Fitch Ratings noted that microfinance disbursements contracted by 10 per cent year over year in 2QFY25 as lenders tightened underwriting. This was after the sector’s 90-day past-due ratio climbed to 3.8% in September 2024 from around 3.0% in June 2024. Asset quality pressure is likely to persist for the next few quarters as lenders wean off over-leveraged borrowers.
“We believe risks to Manappuram Finance Limited (BB-/Stable) from its microfinance exposure, which stands at 24% of total loans, should be mitigated by the lender’s large and less-risky gold loan portfolio.
“However, the asset quality of IIFL Finance Limited (B+/Stable) is more vulnerable, due to its microfinance, business loan and digital loan exposure, which collectively accounted for 45% of its total on-book loans at end-September 2024. Meanwhile, we expect used commercial vehicles, gold and housing loans to be less sensitive to the recent dip in economic activity,” Fitch said in its non-rating action commentary.

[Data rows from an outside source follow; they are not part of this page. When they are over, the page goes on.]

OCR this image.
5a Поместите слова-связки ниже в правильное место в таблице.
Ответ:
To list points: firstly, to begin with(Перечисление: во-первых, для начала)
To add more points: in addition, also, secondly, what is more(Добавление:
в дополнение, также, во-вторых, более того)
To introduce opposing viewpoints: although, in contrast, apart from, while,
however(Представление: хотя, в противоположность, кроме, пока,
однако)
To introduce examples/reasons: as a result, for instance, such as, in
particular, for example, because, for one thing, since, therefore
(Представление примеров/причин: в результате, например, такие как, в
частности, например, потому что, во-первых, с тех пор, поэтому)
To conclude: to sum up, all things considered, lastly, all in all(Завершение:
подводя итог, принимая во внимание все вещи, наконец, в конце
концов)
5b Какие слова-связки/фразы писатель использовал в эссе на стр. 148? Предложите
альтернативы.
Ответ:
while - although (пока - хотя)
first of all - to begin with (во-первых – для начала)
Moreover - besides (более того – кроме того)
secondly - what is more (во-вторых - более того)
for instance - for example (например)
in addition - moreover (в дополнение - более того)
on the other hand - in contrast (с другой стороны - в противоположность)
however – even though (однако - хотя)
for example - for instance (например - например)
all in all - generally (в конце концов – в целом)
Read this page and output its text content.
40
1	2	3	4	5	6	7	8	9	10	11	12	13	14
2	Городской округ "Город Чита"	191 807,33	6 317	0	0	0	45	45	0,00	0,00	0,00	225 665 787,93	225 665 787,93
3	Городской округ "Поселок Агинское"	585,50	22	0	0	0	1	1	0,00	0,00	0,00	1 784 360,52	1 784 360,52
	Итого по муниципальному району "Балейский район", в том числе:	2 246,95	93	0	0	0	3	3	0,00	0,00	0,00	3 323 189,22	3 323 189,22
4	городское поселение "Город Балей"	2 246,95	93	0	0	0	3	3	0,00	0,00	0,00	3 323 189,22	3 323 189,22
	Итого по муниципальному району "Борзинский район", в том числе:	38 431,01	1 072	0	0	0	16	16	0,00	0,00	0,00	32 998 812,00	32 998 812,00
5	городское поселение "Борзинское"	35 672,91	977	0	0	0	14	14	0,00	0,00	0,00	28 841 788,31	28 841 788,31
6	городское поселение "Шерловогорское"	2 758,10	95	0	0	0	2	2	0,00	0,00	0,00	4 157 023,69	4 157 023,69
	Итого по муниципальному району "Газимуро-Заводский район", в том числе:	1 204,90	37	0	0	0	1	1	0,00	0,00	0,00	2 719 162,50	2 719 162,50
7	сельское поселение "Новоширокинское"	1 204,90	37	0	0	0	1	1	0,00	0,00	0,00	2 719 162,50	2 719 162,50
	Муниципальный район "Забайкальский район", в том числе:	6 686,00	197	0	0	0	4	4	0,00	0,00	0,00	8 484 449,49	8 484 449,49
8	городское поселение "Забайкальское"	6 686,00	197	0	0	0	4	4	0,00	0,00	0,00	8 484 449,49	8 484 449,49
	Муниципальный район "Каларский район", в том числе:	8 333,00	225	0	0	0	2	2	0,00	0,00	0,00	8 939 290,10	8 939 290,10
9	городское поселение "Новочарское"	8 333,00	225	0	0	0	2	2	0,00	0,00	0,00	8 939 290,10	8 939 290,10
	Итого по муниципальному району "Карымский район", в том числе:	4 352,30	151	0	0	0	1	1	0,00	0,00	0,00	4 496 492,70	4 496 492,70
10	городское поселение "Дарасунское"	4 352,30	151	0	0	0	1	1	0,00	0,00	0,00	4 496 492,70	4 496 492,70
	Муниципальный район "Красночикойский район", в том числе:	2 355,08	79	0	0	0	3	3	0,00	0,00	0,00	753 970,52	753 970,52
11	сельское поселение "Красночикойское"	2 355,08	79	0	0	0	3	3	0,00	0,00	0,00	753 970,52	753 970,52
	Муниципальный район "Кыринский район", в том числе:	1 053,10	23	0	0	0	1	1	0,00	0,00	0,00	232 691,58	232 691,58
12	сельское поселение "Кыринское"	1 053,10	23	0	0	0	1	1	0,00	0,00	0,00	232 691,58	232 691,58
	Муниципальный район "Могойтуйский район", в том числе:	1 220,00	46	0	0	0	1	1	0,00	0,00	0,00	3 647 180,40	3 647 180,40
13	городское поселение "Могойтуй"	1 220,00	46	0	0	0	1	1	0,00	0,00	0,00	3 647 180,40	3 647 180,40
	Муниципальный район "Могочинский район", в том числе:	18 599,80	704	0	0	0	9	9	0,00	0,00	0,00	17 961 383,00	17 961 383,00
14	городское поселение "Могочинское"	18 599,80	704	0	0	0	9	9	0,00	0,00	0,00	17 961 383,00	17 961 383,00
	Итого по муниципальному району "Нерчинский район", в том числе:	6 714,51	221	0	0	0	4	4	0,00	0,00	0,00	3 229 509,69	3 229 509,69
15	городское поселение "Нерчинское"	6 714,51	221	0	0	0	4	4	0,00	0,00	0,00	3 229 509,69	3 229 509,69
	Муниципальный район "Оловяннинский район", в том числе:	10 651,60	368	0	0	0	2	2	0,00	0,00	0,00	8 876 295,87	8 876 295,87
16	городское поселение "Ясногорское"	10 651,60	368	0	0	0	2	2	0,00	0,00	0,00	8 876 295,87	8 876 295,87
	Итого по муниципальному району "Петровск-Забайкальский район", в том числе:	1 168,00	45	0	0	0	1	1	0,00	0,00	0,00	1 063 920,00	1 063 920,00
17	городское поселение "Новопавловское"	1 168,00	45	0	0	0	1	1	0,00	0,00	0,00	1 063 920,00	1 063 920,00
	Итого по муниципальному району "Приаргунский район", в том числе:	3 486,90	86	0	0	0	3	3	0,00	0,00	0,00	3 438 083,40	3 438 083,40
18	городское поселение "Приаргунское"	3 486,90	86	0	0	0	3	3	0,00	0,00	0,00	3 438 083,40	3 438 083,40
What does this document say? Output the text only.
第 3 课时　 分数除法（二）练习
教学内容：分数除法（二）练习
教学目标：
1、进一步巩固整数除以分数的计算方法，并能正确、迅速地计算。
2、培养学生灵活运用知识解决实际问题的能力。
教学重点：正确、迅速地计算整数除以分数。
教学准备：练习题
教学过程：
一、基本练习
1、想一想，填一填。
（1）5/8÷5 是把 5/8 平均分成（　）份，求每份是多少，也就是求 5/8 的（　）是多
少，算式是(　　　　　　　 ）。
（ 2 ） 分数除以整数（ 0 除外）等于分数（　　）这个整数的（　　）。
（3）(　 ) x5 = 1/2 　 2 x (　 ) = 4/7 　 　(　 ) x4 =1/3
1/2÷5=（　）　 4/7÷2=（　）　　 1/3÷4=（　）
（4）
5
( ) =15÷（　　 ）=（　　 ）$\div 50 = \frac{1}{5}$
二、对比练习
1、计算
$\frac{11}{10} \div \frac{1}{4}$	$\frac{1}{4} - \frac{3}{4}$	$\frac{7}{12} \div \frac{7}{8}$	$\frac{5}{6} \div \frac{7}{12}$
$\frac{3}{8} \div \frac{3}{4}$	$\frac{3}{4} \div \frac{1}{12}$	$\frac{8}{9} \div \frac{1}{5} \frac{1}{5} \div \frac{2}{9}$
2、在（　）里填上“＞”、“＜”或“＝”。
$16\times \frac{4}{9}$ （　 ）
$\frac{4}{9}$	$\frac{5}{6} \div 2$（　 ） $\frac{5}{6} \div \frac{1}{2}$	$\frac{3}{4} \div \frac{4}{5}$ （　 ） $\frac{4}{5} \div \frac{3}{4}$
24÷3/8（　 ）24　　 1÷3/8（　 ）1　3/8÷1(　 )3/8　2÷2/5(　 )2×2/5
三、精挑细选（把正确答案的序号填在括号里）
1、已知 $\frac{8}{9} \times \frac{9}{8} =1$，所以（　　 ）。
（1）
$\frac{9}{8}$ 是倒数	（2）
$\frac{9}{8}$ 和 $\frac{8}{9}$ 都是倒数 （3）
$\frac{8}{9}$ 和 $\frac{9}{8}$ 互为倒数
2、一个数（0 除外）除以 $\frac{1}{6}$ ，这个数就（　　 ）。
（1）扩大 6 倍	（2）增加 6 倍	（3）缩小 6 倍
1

Bank lending rates to remain high.
The agency does not expect a major easing in funding costs, with bank lending rates likely to remain high. Bank funding to NBFIs should also expand at a more measured pace amid the increased regulatory risk weights and slowing bank deposit growth.
Bank lending to NBFIs slowed to 8.5% yoy by November 2024, from 21% yoy as of November 2023. Local mutual funds have picked up the slack, with subscriptions to NBFI debt surging by 51% yoy in November 2024. That said, capital market funding is typically more accessible for larger NBFIs, opined the agency.
“We expect larger NBFIs to continue to broaden their funding sources, primarily through portfolio securitisation and offshore borrowing. Meanwhile, small and mid-sized NBFIs – with more concentrated lending and funding portfolios – may face greater challenges in their growth, asset quality and profitability,” said Goel.